Beside us when beauty brightens,

When kindness glows

And music echoes eternal tones.

When orchids brighten the earth,

Darkest winter has turned to spring;

May this dark grief flower with hope

In every heart that loves you.

May you continue to inspire us:

To enter each day with a generous heart.

To serve the call of courage and love

Until we see your beautiful face again

In that land where there is no more separation,

Where all tears will be wiped from our mind,

And where we will never lose you again.

Words by Christy, Michael’s sister:

It is so lovely to see you all here.  This is exactly the kind of gathering Michael would love, except he would be the one up here telling a story and testifying to the power of love, healing, transformation and community.  I didn’t want to come up and say something today, it felt too intimidating and scary, and how can I put into words what Michael means to me? I can feel shy and uncertain of what to say and consistently in my life when I have been at points of making decisions or wanting to talk something through, it was Michael who I would call.  He would listen and ask the most challenging and supportive questions, reflecting back what I often could not or would not say. And then he would believe in me, often more than I believed in myself. He would encourage me to the outer edges of my comfort zone, and then try to encourage me to go a step further. I was often scared by that, and I loved that about Michael.  I knew he loved me unconditionally, a special gift. When I asked my 5 year old daughter what I should say, she said, “you just say he was your brother and you loved him.” So I want to say Micahel John Bischoff is my brother and I love him. I love him in life and in death, and he was about love. He spent his life, especially the last 4 years, immersing himself in giving and receiving love -- love of Jenny, Isaiah and Grace, love of his wider family and friends, love of the river, love of God, love of the birds, love of his doctors, love of community, love of stories,….it could go on and on.  He lived and nurtured this love like no one I have ever seen. He shared so openly and vulnerably, inviting us all into his healing, and our own healing and the healing of our communities and the world. He did a lot of that through sharing stories. Stories that could connect and could transform.  
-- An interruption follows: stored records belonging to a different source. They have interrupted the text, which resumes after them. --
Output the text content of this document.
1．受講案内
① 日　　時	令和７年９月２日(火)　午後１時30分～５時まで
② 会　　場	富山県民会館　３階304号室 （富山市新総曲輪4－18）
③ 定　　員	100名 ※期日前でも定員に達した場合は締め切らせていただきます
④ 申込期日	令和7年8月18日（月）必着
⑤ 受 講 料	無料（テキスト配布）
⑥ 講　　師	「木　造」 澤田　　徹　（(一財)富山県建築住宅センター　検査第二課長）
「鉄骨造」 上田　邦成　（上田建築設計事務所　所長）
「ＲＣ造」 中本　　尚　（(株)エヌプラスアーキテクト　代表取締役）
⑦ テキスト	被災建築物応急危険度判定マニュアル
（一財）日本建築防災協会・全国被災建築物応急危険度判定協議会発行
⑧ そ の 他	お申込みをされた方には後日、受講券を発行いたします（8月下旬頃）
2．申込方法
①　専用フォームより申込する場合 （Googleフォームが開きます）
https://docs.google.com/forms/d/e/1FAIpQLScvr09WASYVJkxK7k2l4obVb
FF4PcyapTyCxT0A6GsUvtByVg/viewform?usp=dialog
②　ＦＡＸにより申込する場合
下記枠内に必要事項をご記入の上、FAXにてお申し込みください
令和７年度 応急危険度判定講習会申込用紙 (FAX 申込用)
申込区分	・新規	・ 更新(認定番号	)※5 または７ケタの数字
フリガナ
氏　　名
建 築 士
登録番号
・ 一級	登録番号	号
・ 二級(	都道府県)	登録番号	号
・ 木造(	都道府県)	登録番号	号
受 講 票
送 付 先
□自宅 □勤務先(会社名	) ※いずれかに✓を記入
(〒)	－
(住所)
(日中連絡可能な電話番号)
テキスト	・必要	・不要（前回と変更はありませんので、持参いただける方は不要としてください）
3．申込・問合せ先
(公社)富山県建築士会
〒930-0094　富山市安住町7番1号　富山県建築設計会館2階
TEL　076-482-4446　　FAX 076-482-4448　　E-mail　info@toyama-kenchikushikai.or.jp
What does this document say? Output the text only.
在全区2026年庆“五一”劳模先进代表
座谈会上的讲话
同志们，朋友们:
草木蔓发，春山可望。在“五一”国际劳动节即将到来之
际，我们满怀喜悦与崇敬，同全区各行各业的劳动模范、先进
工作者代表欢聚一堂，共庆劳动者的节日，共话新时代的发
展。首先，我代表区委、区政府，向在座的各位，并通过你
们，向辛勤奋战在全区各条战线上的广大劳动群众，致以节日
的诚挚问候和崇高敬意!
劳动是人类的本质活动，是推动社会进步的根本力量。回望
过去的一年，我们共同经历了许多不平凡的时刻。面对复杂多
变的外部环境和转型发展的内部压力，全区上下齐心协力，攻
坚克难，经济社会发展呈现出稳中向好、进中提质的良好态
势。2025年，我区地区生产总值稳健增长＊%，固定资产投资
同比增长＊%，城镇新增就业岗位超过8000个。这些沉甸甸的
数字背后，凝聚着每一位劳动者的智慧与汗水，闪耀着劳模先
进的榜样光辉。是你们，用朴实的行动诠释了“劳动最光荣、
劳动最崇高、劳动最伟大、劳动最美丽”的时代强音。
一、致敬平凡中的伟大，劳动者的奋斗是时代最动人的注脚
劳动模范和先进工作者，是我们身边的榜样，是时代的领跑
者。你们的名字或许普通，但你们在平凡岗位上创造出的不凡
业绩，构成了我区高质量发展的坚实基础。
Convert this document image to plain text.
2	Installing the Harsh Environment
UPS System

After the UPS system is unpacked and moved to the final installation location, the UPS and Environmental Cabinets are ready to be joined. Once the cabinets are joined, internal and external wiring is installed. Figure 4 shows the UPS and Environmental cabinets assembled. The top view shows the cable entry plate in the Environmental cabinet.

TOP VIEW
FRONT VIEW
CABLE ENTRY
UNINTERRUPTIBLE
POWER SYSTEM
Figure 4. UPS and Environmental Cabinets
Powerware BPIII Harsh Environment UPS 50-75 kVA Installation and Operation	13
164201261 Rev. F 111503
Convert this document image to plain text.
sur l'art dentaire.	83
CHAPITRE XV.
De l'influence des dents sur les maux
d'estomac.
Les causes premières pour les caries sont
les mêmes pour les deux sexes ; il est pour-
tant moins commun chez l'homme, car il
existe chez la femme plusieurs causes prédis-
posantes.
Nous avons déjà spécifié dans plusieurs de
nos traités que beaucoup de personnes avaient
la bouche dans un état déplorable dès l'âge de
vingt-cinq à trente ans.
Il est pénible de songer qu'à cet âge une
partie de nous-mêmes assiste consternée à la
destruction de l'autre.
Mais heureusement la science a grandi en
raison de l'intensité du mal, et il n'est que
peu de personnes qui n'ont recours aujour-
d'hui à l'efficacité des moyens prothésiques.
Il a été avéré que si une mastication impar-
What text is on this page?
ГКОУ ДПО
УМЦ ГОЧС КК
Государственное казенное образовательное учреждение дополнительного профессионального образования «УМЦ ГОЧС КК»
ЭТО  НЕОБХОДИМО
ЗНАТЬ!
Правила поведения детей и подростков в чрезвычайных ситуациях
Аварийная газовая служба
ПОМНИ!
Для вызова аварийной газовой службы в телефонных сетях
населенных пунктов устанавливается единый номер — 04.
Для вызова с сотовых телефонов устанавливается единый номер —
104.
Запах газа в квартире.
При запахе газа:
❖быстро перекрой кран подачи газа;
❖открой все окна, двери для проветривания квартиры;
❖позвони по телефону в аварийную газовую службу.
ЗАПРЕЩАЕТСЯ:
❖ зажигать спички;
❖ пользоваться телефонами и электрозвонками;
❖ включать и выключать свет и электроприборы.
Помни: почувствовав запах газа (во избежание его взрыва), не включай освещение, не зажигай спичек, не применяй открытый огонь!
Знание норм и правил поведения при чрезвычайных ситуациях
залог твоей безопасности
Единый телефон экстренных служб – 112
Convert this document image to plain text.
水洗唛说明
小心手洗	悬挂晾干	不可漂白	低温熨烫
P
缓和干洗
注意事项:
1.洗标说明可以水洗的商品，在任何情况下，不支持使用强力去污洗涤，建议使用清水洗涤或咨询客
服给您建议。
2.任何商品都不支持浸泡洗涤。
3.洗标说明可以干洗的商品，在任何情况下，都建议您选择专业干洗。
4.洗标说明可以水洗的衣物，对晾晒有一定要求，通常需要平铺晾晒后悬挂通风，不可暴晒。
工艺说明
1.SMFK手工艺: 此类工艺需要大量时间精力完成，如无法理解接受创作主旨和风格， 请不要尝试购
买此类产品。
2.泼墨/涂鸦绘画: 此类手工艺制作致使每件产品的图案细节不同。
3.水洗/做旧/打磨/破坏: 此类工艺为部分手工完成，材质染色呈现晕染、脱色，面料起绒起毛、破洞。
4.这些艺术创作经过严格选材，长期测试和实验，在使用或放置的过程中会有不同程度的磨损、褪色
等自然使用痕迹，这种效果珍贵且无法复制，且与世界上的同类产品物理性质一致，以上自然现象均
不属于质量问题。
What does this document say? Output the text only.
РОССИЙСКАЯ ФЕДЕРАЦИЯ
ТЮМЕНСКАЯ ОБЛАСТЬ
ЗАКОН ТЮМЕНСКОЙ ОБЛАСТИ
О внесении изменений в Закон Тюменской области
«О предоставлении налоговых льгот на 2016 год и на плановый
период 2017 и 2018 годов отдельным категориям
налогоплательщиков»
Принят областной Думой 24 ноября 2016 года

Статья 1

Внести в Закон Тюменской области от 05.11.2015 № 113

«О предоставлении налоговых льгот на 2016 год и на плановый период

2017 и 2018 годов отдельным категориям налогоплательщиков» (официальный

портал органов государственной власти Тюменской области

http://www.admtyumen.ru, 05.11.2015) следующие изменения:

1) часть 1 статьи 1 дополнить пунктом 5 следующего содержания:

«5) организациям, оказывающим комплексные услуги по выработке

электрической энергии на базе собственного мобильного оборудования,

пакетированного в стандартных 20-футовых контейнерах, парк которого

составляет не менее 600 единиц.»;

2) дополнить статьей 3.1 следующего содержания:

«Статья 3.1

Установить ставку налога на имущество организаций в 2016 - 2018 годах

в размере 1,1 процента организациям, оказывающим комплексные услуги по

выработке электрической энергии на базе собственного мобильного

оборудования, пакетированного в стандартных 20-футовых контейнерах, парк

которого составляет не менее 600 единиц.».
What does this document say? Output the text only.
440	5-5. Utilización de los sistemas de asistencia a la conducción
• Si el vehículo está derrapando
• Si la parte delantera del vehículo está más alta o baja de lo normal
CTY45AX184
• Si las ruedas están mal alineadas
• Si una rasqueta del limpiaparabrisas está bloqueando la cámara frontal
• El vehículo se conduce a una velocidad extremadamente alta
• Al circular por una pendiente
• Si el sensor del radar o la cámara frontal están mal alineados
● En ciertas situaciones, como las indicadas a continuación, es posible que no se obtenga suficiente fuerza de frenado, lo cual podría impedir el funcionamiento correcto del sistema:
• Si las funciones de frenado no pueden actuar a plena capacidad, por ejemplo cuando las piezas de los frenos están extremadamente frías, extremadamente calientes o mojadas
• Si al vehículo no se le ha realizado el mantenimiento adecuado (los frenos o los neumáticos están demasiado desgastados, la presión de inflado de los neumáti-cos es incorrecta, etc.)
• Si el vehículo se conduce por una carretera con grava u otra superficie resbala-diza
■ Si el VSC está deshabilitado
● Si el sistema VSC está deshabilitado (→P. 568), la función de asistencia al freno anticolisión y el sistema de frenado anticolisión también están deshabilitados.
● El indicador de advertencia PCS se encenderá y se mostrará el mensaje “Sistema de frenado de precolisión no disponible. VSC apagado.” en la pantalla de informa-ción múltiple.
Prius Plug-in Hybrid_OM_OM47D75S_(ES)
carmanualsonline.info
A few years ago, Michael asked me how open I am to experimenting with ways for him to communicate with me after he died. He seemed to be pretty good at talking to dead people.  I asked him what he did and he said, its part listening, part surrendering, part imagination. I have been going to the river this week. One day when I went this week, I was running on the River Road listening to music on headphones.  I heard a loud screech, and I knew it was the sound of an eagle. I had asked Michael a few months ago what an eagle sounded like and he had made that same noise. I stopped and took off my headphones. I was at a spot on the River Road where you can go down a bit, one of Michael’s frequent walks. I tried to surrender and listen.  I saw the river, and there was a little bird playing in the branches of a nearby tree. I couldn't see the eagle, but it had brought me here, and I had such a sense of Michael as a part of the river, flying with the eagle, as the little bird playing in the branches. I could feel the healing power of the river and the trees and birds, so deep the connections, and I felt how we are all apart of it.   And then I tried to surrender and listen and imagine what else Michael had to say, and I heard, “it’s the people too….don’t forget the people--the kindness the love, the connection.” And I see that here and now in this gathering, in all the kindness of food and words of love, of neighbors shoveling sidewalks, of being in absolute amazement of the love that Jenny continues to show Michael and Isaiah and Grace.  Michael nurtured so much love and relationship and it is a force so strong in this world. The pain and sadness that I have felt over the last few days feels immense and it also feels like it takes me to the outer edges of my comfort zone, and I can hear Michael inviting us all into healing, saying, “just come a little further, go a little deeper, trust a little more, it's an amazing adventure.”